Figures show about 270 young people die in the UK annually due to sudden cardiac abnormalities.

Ysgol Cefn Meiriadog has raised money for two defibrillators and will donate one to another school if it pledges to raise money to buy and pass on another.

The Welsh government said it wanted to learn more about the idea.

Former Bolton Wanderers midfielder Fabrice Muamba survived a cardiac arrest on the football pitch earlier this year after medics used a defibrillator several times to restart his heart.

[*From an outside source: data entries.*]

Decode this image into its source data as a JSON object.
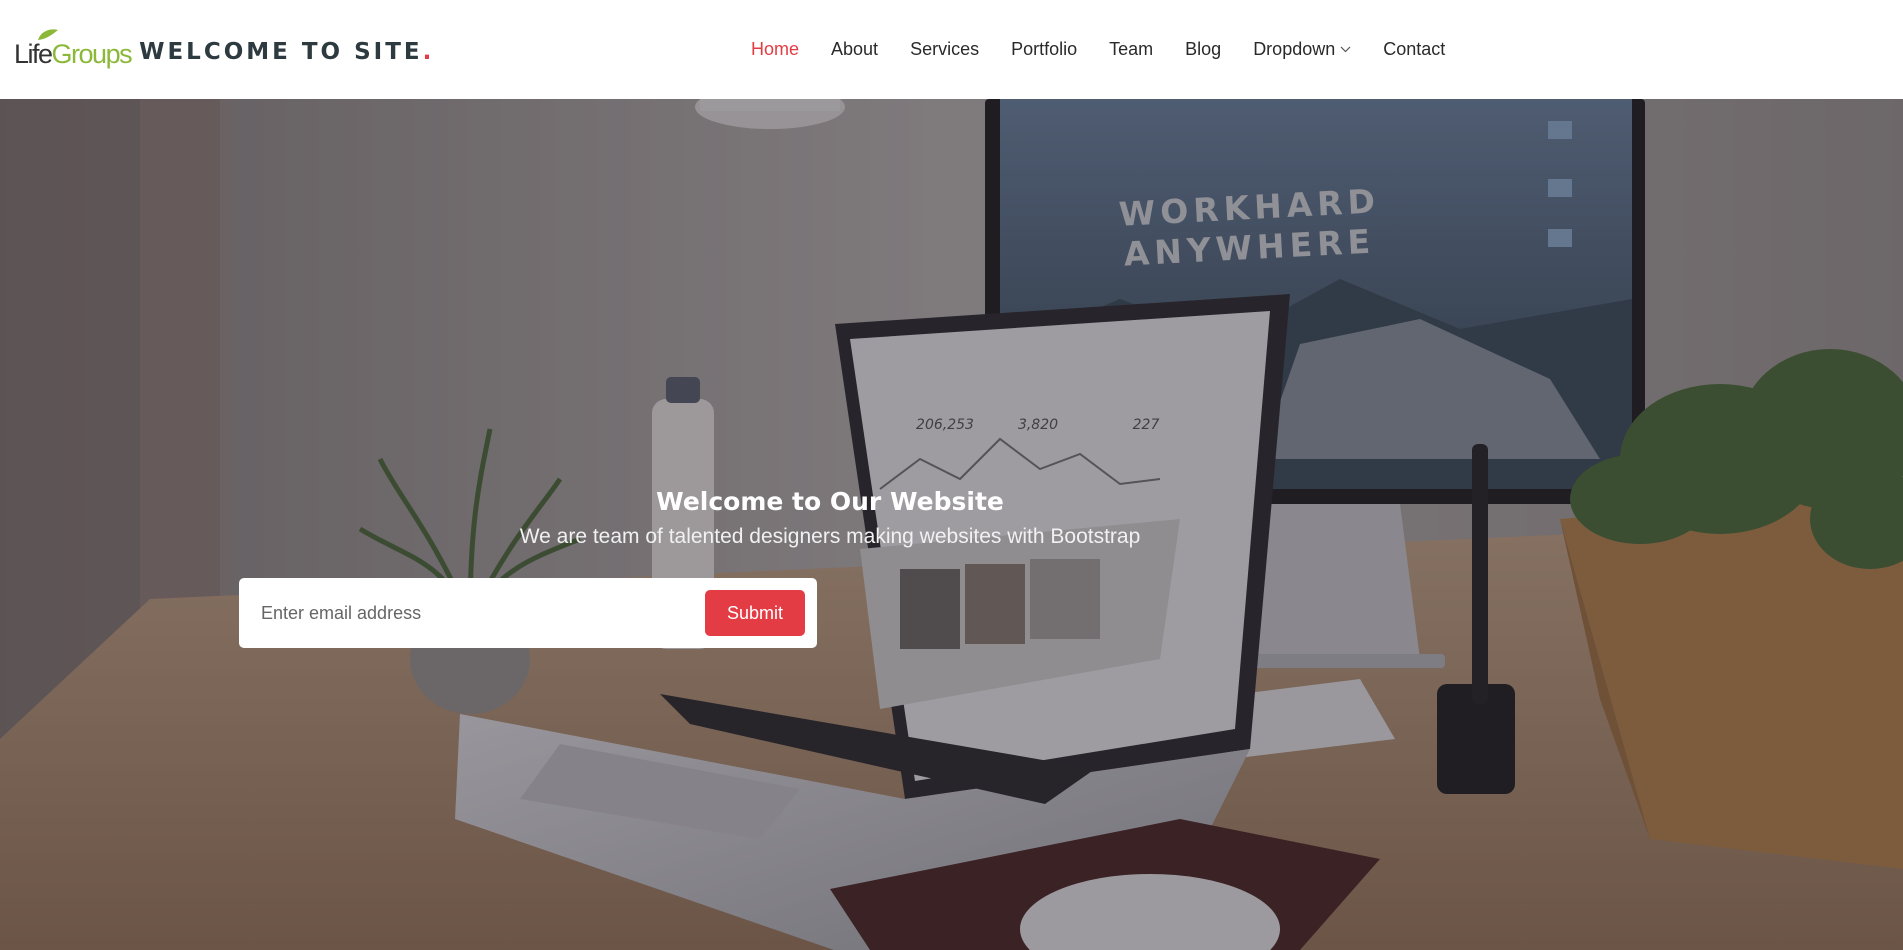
{
  "brand": {
    "logo_part1": "Life",
    "logo_part2": "Groups",
    "site_title": "WELCOME TO SITE",
    "title_dot": "."
  },
  "nav": {
    "home": "Home",
    "about": "About",
    "services": "Services",
    "portfolio": "Portfolio",
    "team": "Team",
    "blog": "Blog",
    "dropdown": "Dropdown",
    "contact": "Contact"
  },
  "hero": {
    "title": "Welcome to Our Website",
    "subtitle": "We are team of talented designers making websites with Bootstrap",
    "email_placeholder": "Enter email address",
    "submit_label": "Submit"
  },
  "background": {
    "monitor_heading_line1": "WORKHARD",
    "monitor_heading_line2": "ANYWHERE",
    "stat1": "206,253",
    "stat2": "3,820",
    "stat3": "227"
  },
  "colors": {
    "accent": "#e43c45",
    "logo_green": "#8cb83a",
    "title_dark": "#2d3a3f"
  },
  "icons": {
    "dropdown": "chevron-down-icon",
    "logo_leaf": "leaf-icon"
  }
}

Mother of three Emma Park, the chair of Ysgol Cefn Meiriadog's Parent Teacher Association (PTA), came up with the fund raising idea as her husband has a heart condition and her father-in-law died of sudden death syndrome.

Now, the PTA is working with charity Sudden Arrhythmic Death Syndrome UK (SADS) calling for all schools to have access to defibrillators which it bought for £1,200 each.


Mrs Park said while rare the nature of the condition means parents do not always know children or adults have a heart problem until it is too late.

"I do feel they should be more common in every type of public area," she told BBC Radio Wales.

SADS UK said a campaign was launched in May in Denbighshire to source funding to ensure all secondary schools in the county have access to a defibrillators.

Last week it attended a meeting at the Welsh Assembly to discuss making it compulsory for all secondary schools in Wales to be equipped with the equipment.

A Welsh government spokeswoman said following the meeting the health minister was keen to learn more but said no decisions would be made without serious consideration of all the evidence.

"Anything that can help us to avoid the loss of life and respond quickly to cardiac arrest deserves consideration," she said.